Esta questão ficou ruminando comigo, também. Reli o material que Molina passou para o workshop e encontrei a mesma questão no artigo que Cuauhtémoc Medina publicou na revista Arte Nuevo com o título “Sobre la curaduría em la periferia”. Entre os pontos abordados, Medina coloca que por ser a curadoria uma atividade que não requer profissionalização (dentro do contexto formal que divide as profissões por suas atribuições técnicas), ela pode ser exercida por pessoas com diversas trajetórias.

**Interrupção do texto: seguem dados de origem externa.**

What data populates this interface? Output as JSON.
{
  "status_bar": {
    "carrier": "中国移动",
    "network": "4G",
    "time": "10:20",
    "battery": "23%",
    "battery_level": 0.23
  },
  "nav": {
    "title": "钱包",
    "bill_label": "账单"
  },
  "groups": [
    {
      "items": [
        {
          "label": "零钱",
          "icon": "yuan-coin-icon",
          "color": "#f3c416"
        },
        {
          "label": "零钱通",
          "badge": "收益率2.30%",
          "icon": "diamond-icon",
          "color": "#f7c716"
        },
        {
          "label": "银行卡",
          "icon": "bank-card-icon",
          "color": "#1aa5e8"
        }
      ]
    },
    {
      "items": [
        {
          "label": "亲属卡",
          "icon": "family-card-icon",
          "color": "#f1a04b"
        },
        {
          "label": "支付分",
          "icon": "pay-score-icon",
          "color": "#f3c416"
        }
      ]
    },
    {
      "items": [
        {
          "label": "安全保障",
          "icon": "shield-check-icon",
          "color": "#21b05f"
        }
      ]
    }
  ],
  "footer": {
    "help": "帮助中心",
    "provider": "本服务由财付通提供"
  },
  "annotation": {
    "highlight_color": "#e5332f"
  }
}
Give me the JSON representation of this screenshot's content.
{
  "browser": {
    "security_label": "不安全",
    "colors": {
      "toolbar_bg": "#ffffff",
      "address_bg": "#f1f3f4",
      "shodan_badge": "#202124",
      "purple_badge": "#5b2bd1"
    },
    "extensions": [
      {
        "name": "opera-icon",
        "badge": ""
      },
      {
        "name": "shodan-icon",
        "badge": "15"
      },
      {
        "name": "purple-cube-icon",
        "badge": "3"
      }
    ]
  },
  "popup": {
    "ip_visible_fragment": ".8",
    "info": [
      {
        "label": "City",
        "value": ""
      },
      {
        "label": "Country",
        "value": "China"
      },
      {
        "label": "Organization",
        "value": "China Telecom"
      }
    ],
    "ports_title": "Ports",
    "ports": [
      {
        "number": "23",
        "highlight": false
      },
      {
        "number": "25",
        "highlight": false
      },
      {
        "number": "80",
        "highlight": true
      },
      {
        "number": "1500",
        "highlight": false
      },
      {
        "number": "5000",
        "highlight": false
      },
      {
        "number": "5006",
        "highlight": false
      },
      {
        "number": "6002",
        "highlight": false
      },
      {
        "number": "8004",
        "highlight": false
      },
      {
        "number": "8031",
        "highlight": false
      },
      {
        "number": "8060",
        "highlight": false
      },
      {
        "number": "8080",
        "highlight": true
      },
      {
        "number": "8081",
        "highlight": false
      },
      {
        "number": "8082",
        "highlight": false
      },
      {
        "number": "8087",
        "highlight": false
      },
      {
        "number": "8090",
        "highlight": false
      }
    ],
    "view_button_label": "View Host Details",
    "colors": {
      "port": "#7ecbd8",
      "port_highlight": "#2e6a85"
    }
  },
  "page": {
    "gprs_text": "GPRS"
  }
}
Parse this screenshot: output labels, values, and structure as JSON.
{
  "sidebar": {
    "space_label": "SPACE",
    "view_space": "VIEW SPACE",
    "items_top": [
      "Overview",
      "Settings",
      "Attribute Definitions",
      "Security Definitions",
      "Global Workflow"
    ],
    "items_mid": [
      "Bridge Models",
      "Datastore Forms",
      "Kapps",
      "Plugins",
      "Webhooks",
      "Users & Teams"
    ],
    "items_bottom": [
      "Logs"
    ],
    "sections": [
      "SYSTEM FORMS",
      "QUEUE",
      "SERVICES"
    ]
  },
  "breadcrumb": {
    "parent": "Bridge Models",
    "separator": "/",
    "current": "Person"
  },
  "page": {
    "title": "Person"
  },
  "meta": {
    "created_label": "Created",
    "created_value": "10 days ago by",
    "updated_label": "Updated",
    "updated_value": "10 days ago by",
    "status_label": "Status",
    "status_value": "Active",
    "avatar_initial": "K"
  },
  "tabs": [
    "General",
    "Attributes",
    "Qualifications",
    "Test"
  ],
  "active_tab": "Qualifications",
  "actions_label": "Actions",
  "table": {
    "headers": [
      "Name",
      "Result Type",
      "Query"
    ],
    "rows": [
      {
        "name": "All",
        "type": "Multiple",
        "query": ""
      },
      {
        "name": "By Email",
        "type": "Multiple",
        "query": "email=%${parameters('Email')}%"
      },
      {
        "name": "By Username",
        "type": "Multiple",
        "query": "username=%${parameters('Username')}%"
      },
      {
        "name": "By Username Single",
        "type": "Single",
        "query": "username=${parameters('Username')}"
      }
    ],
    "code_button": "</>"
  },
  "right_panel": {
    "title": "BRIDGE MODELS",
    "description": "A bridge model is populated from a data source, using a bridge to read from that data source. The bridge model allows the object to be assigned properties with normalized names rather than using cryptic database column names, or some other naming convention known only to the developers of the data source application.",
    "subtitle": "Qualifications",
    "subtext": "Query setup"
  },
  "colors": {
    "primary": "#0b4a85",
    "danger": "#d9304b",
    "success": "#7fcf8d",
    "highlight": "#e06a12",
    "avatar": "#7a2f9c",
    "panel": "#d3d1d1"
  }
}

Juan Molina e Claudi Carreras discorrem sobre as questões de Rosely Nakagawa no debate sobre curadoria | Foto: Ana Lira
Essa informalidade, contudo, traz o que ele chamou de um “paraíso de improvisação”. Se, por um lado, a diversidade de trajetórias é excelente para a amplitude dos debates, por outro, ela carrega o risco de incentivar experiências curatoriais feitas de qualquer forma em um contexto em que “para ser curador basta quase se intitular como tal”. Medina, porém, acredita que esta configuração serve como um antídoto contra a neutralização de uma cultura que está em constante mudança e pontua que estes riscos incentivam constantes discussões sobre o papel do próprio curador.
O ponto de vista de Medina é bastante interessante e esta necessidade de repensar e questionar a própria atividade, à medida que novas configurações vão aparecendo, me parece saudável, também. Contudo, eu não consigo me identificar com a ideia do “sou um curador porque sim”. Acredito que podemos até começar sem saber muito bem por onde se está transitando, o que é normal em qualquer processo de iniciação, mas é complicado se acomodar com a ideia do qualquer caminho serve – até para não virar uma espécie de peteca no meio no qual se pretende atuar.
Este aspecto ficou muito claro para mim quando ouvi as experiências de Chiodetto, Moura e Molina, que têm trajetórias diferentes e construíram papéis distintos no campo da curadoria. Em suas falas aparecem algumas das linhas que permeiam a atividade: os curadores que desenvolvem coautoria dos projetos em que se envolvem (Chiodetto), os que dialogam por meio de representações institucionais (Moura) e os que se colocam como ativadores de um contexto sócio-político-cultural (Molina).
É claro que os três carregam elementos de todas essas linhas em suas atuações, além de vários outros que podem ser identificados em seus trabalhos, mas as características citadas marcaram suas apresentações/trajetórias e foram importantes para que entendêssemos a amplitude do processo criativo curatorial de cada um deles. Diante de propostas tão claras, eu compreendi porque, durante o workshop, Juan Molina nos pediu para pensar:
Quem sou eu como sujeito individual? Quem sou eu como sujeito social? Quem sou eu diante da fotografia?
Sem essas respostas, como é possível se posicionar diante do panorama e dos vários interesses que o perpassam? Fiquei pensando que as perguntas de Molina agregavam sentido às ideias de Cuauhtémoc Medina, para quem a curadoria é uma intensa negociação de poderes, saberes, poéticas e públicos. Gostei muito da possibilidade de pensar nesta atividade como um processo de construção de conhecimento e, principalmente, como um exercício de articulação de um discurso político.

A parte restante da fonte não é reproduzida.